Dólar mais alto deixa o brasileiro mais pobre; veja quem ganha e quem perde

O dólar ultrapassou pela primeira vez a marca de R$ 4. Muitas pessoas acham que isso não as afeta, pois não ganham em dólar nem pretendem viajar para o exterior em breve. A verdade, porém, é que o dólar mais alto deixou o brasileiro mais pobre.

“O impacto da alta do dólar na vida das pessoas vai chegar a todos, inclusive à dona de casa”, diz Edgar de Sá, economista-chefe da FN Capital.

Um dólar tão valorizado retrata uma economia que está em desequilíbrio, segundo o professor da Escola de Economia de São Paulo da FGV Clemens Nunes.

Segundo ele, o Brasil está em situação de desequilíbrio fiscal, o que mostra que o governo gasta mais do que ganha, e os investidores não enxergam uma solução sustentável para esse problema num futuro próximo.

“Não há perspectiva de melhora. A consequência disso é que o real se desvaloriza e ficamos mais pobres. Perdemos poder de compra em relação ao resto do mundo.”

Qual é o primeiro impacto do dólar mais alto?
A alta do dólar afeta a vida das pessoas comuns porque puxa a inflação para cima.

Muitas matérias-primas são importadas –como trigo, gás e gasolina. Isso provoca um aumento do pãozinho, do macarrão, da gasolina, por exemplo.

Além disso, alguns produtos que são produzidos aqui no Brasil também têm seu preço atrelado ao dólar.

É o caso da soja, da carne, do café, do açúcar, do milho.

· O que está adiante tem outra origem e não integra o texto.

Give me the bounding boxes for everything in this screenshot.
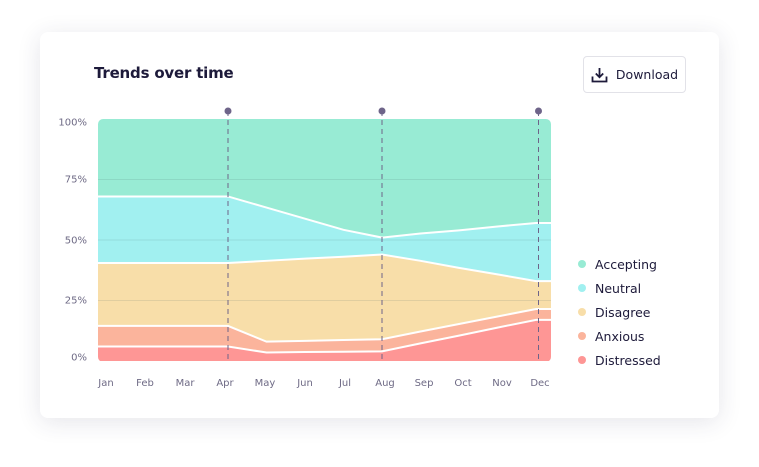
download-icon (591, 67, 608, 82)
legend-label: Disagree (595, 304, 651, 320)
x-tick-label: Mar (176, 378, 196, 389)
legend-swatch (578, 356, 586, 364)
area-distressed (98, 319, 551, 361)
x-tick-label: Jun (296, 378, 313, 389)
y-tick-label: 50% (65, 236, 87, 247)
download-label: Download (615, 67, 679, 82)
boundary-anxious (98, 307, 551, 343)
x-tick-label: Apr (216, 378, 234, 389)
x-tick-label: Jan (97, 378, 113, 389)
legend-label: Anxious (595, 328, 645, 344)
x-tick-label: Aug (375, 378, 395, 389)
marker-dot-apr (224, 107, 232, 115)
marker-dot-aug (378, 107, 386, 115)
legend-swatch (578, 284, 586, 292)
boundary-disagree (98, 253, 551, 283)
x-tick-label: Nov (492, 378, 512, 389)
legend-label: Accepting (595, 256, 657, 272)
area-anxious (98, 308, 551, 353)
y-tick-label: 100% (58, 118, 87, 129)
chart-title: Trends over time (94, 64, 234, 82)
x-tick-label: Sep (415, 378, 434, 389)
legend: Accepting Neutral Disagree Anxious Distresse… (578, 252, 661, 372)
y-tick-label: 25% (65, 296, 87, 307)
y-tick-label: 0% (71, 353, 87, 364)
x-tick-label: May (255, 378, 276, 389)
download-button[interactable]: Download (583, 56, 686, 93)
legend-label: Neutral (595, 280, 642, 296)
x-tick-label: Oct (454, 378, 471, 389)
legend-label: Distressed (595, 352, 661, 368)
x-tick-label: Dec (530, 378, 549, 389)
boundary-neutral (98, 195, 551, 239)
legend-item-distressed: Distressed (578, 348, 661, 372)
area-disagree (98, 254, 551, 342)
x-tick-label: Jul (338, 378, 351, 389)
area-accepting (98, 119, 551, 238)
marker-dot-dec (535, 107, 542, 115)
plot-area (98, 119, 551, 361)
x-tick-label: Feb (136, 378, 154, 389)
y-tick-label: 75% (65, 175, 87, 186)
legend-swatch (578, 332, 586, 340)
legend-item-anxious: Anxious (578, 324, 661, 348)
legend-item-disagree: Disagree (578, 300, 661, 324)
boundary-distressed (98, 318, 551, 354)
legend-item-neutral: Neutral (578, 276, 661, 300)
legend-swatch (578, 260, 586, 268)
area-neutral (98, 196, 551, 282)
legend-item-accepting: Accepting (578, 252, 661, 276)
legend-swatch (578, 308, 586, 316)
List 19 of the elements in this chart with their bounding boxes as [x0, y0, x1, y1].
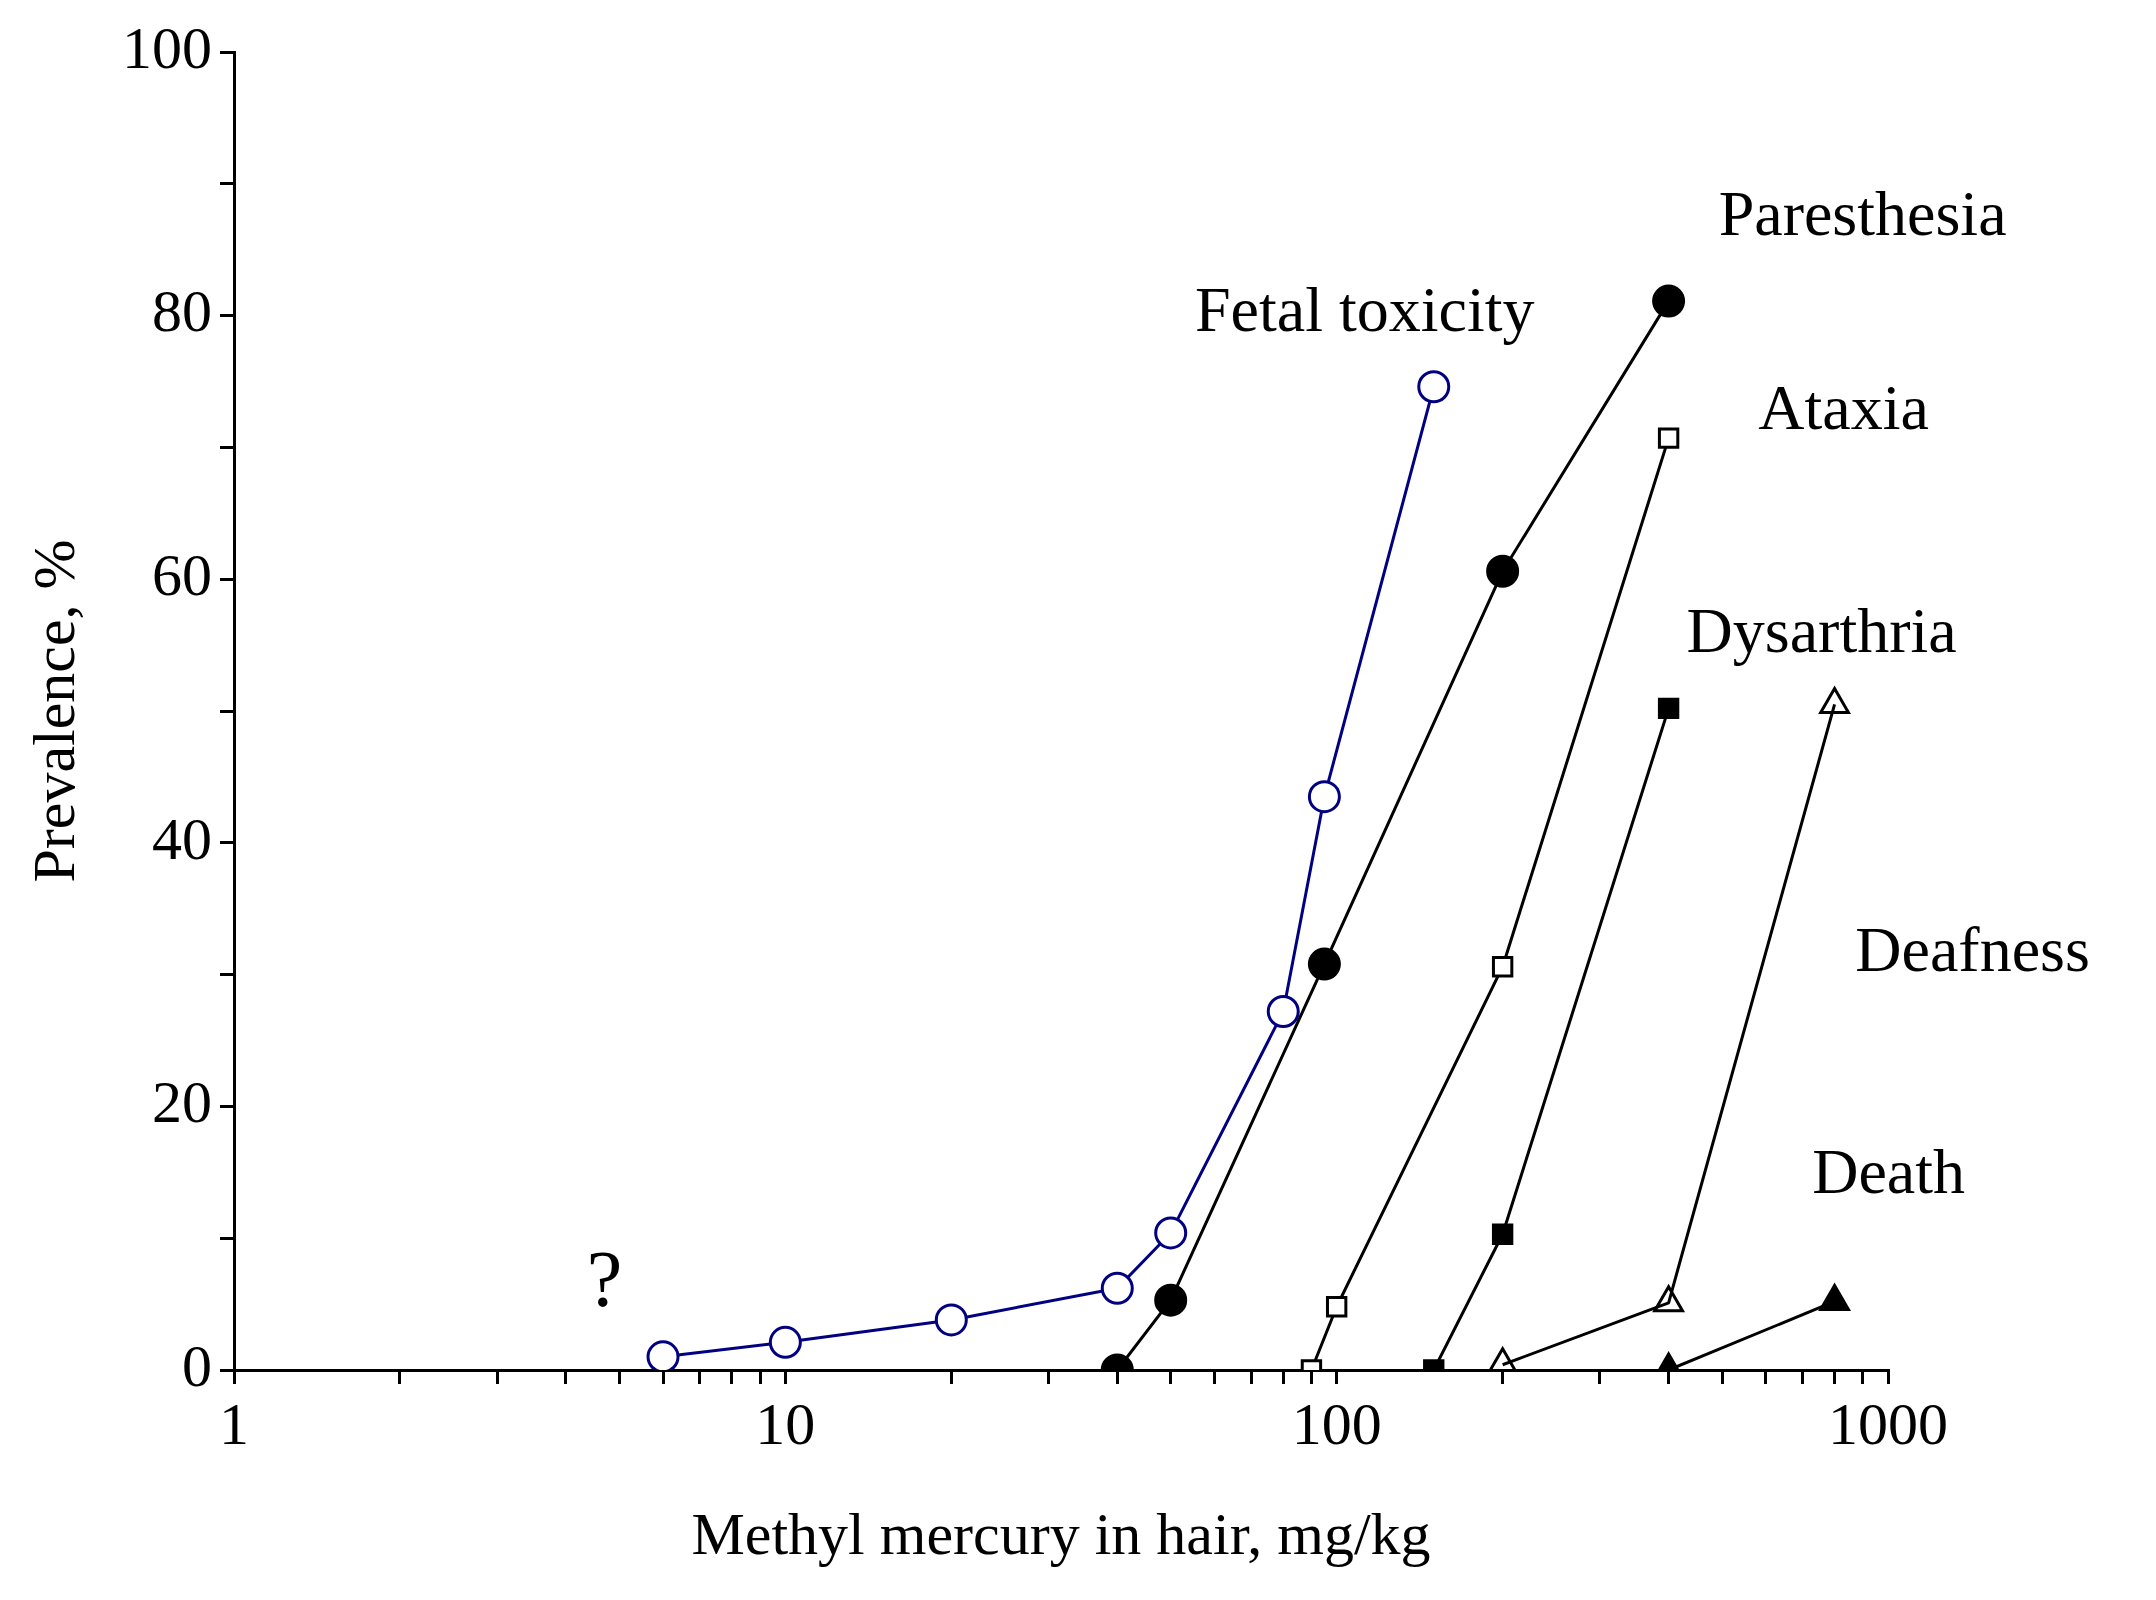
y-tick-label: 80 [152, 278, 212, 345]
annotation: ? [586, 1235, 623, 1324]
series-label: Dysarthria [1686, 595, 1957, 667]
y-tick-label: 20 [152, 1069, 212, 1136]
y-axis-title: Prevalence, % [20, 539, 87, 883]
series-label: Deafness [1855, 914, 2090, 986]
series-label: Fetal toxicity [1195, 273, 1535, 345]
series-label: Death [1812, 1136, 1965, 1208]
x-tick-label: 1000 [1828, 1390, 1948, 1457]
y-tick-label: 100 [122, 14, 212, 81]
x-tick-label: 1 [219, 1390, 249, 1457]
y-tick-label: 0 [182, 1332, 212, 1399]
y-tick-label: 40 [152, 805, 212, 872]
y-tick-label: 60 [152, 541, 212, 608]
x-tick-label: 100 [1291, 1390, 1382, 1457]
x-axis-title: Methyl mercury in hair, mg/kg [691, 1500, 1431, 1567]
x-tick-label: 10 [755, 1390, 816, 1457]
series-label: Ataxia [1758, 371, 1929, 443]
series-label: Paresthesia [1718, 177, 2007, 249]
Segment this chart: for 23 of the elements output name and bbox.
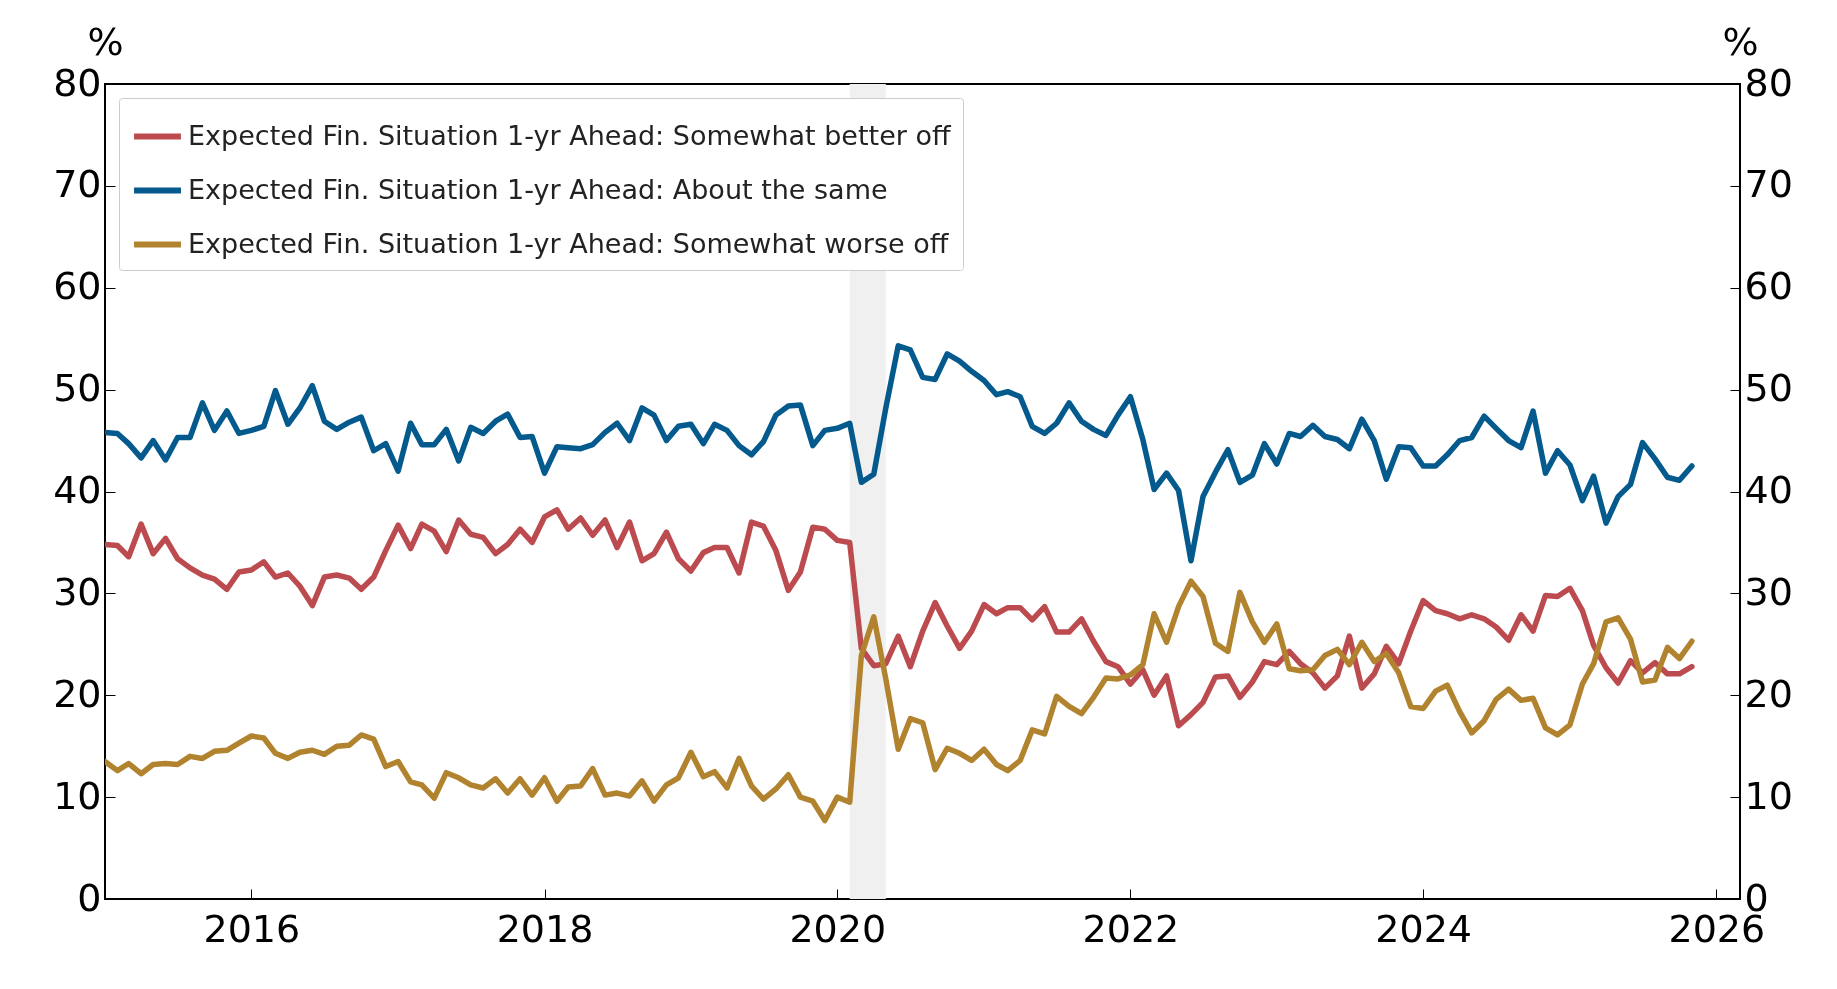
- y-tick-label: 50: [53, 366, 102, 411]
- y2-tick-label: 30: [1744, 569, 1793, 614]
- y-tick-label: 0: [77, 875, 102, 920]
- y2-tick-label: 20: [1744, 671, 1793, 716]
- x-tick-label: 2018: [496, 906, 594, 951]
- legend-label: Expected Fin. Situation 1-yr Ahead: Somewhat worse off: [188, 227, 950, 259]
- x-tick-label: 2020: [789, 906, 887, 951]
- x-tick-label: 2016: [203, 906, 301, 951]
- y-tick-label: 60: [53, 264, 102, 309]
- legend-label: Expected Fin. Situation 1-yr Ahead: Somewhat better off: [188, 119, 952, 151]
- y-tick-label: 20: [53, 671, 102, 716]
- y-tick-label: 40: [53, 468, 102, 512]
- x-tick-label: 2024: [1375, 906, 1473, 951]
- y2-tick-label: 10: [1744, 773, 1793, 818]
- y2-tick-label: 50: [1744, 366, 1793, 411]
- x-tick-label: 2022: [1082, 906, 1180, 951]
- y-tick-label: 70: [53, 162, 102, 207]
- y2-tick-label: 40: [1744, 468, 1793, 512]
- legend-label: Expected Fin. Situation 1-yr Ahead: About the same: [188, 173, 888, 205]
- y2-tick-label: 60: [1744, 264, 1793, 309]
- y2-tick-label: 70: [1744, 162, 1793, 207]
- y-tick-label: 10: [53, 773, 102, 818]
- y-tick-label: 30: [53, 569, 102, 614]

Mesmo que eles sejam produzidos no país, quando o dólar está mais caro fica mais vantajoso para o produtor exportar. Então, se ele mantém o produto para ser vendido aqui dentro, ele vai querer receber mais por isso.

Outra maneira pela qual a alta do dólar influencia os preços é que, com o produto importado mais caro, os produtos nacionais acabam também sofrendo um reajuste. “Os produtores aproveitam a alta do importado para aumentar a margem de lucro do nacional também”, diz Nunes.

Para ele, no curto prazo alguns setores podem até ser beneficiados com a alta do dólar. “Mas no médio e longo prazo, todos perdem, pois a moeda não está desvalorizada por uma escolha, mas porque a economia está enfraquecida.”